Was Brasillach in fact guilty of treason? Was he condemned for his denunciations of the resistance, or singled out as a suspected homosexual? Was it right that he was executed when others, who were directly responsible for the murder of thousands, were set free? Kaplan’s meticulous reconstruction of Brasillach’s life and trial skirts none of these ethical subtleties: a detective story, a cautionary tale, and a meditation on the disturbing workings of justice and memory, The Collaborator will stand as the definitive account of Brasillach’s crime and punishment.

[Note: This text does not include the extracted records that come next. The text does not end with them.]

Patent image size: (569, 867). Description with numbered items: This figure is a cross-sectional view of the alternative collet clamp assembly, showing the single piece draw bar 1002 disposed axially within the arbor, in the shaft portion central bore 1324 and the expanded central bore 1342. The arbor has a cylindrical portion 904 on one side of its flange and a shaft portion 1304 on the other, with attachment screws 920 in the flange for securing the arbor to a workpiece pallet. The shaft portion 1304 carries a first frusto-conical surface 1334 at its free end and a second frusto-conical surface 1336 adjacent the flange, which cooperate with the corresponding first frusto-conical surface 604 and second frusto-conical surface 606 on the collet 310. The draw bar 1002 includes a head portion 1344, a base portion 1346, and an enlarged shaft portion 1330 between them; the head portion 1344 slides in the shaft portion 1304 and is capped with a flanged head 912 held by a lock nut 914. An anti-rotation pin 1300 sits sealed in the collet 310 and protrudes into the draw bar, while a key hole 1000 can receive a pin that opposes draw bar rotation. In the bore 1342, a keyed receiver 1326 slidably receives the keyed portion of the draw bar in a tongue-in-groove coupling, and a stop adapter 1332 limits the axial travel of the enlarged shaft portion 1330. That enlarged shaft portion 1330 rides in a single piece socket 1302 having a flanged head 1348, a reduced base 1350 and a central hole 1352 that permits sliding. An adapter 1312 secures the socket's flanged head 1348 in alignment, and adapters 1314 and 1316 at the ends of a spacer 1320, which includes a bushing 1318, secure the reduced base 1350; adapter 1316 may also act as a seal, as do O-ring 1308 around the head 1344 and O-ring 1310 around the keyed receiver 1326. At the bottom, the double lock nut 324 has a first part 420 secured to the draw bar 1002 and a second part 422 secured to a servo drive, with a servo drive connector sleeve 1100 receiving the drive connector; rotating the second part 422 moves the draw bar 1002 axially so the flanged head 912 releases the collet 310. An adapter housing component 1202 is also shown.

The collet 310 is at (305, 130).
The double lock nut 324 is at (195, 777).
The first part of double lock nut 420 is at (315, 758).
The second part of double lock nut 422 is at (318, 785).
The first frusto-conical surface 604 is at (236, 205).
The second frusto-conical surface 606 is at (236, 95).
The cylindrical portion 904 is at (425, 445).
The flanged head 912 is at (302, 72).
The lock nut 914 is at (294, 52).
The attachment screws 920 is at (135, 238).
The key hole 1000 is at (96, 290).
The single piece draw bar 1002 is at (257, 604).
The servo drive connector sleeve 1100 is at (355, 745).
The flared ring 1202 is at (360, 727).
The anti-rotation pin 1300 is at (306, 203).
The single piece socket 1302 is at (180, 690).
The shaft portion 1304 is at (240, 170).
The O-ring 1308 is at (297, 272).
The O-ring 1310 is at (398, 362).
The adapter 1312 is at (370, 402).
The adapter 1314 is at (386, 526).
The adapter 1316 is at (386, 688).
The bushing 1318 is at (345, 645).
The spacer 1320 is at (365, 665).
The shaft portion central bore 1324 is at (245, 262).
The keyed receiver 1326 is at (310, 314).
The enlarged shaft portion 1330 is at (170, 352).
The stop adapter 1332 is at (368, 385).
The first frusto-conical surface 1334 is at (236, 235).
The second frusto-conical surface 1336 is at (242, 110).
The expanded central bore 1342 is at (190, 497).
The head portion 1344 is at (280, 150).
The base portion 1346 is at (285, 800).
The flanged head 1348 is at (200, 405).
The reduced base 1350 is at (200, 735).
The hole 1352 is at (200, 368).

A National Book Award Finalist
A National Book Critics Circle Award Finalist
“A well-researched and vivid account.”—John Weightman, New York Review of Books
“A gripping reconstruction of [Brasillach’s] trial.”—The New Yorker
“Readers of this disturbing book will want to find moral touchstones of their own. They're going to need them. This is one of the few works on Nazism that forces us to experience how complex the situation really was, and answers won’t come easily.”—Daniel Blue, San Francisco Chronicle Book Review
“The Collaborator is one of the best-written, most absorbing pieces of literary history in years.”—David A. Bell, New York Times Book Review
“Alice Kaplan’s clear-headed study of the case of Robert Brasillach in France has a good deal of current-day relevance. . . . Kaplan’s fine book . . . shows that the passage of time illuminates different understandings, and she leaves it to us to reflect on which understanding is better.”—Richard Bernstein, The New York Times
PUBLISHERS WEEKLY
In this rare scholarly page-turner, Kaplan (a professor of Romance Studies at Duke and author of the acclaimed memoir French Lessons) employs the skills of a biographer and literary critic to flesh out the life of Robert Brasillach, a prolific and controversial French critic who was executed for treason, at age 35, after France's liberation from the Nazis. A fascist-leaning writer known for his defense of Nazi crimes (in 1942, he wrote his most incriminating phrase, "We must separate from the Jews en bloc and not keep any little ones"), Brasillach was the only distinguished writer put to death by the postwar French government. Kaplan looks closely at the trial itself and asks big questions about artistic accountability and Brasillach's legacy (he is, according to Kaplan, a martyr to Holocaust revisionists). Meanwhile, she doesn't shy away from the topic of Brasillach's homosexuality. She deftly describes his relationship with a German intellectual--a "Franco-German alliance expressed in miniature"--and looks at how the prosecutor used metaphoric allusions to Brasillach's homosexuality as a weapon against him in court. Everyone in the courtroom comes to life here: Kaplan examines the friendship between the prosecuting and defense attorneys as well as the jurors who convicted Brasillach. She also delineates the conflicted reactions of French intellectuals, many of whom criticized the verdict even though they abhorred Brasillach's beliefs. Throughout, Kaplan--whose father was a prosecutor at the Nuremberg trials--brilliantly demonstrates how a trial, and the lives of individuals, can serve as a metaphor for an entire nation.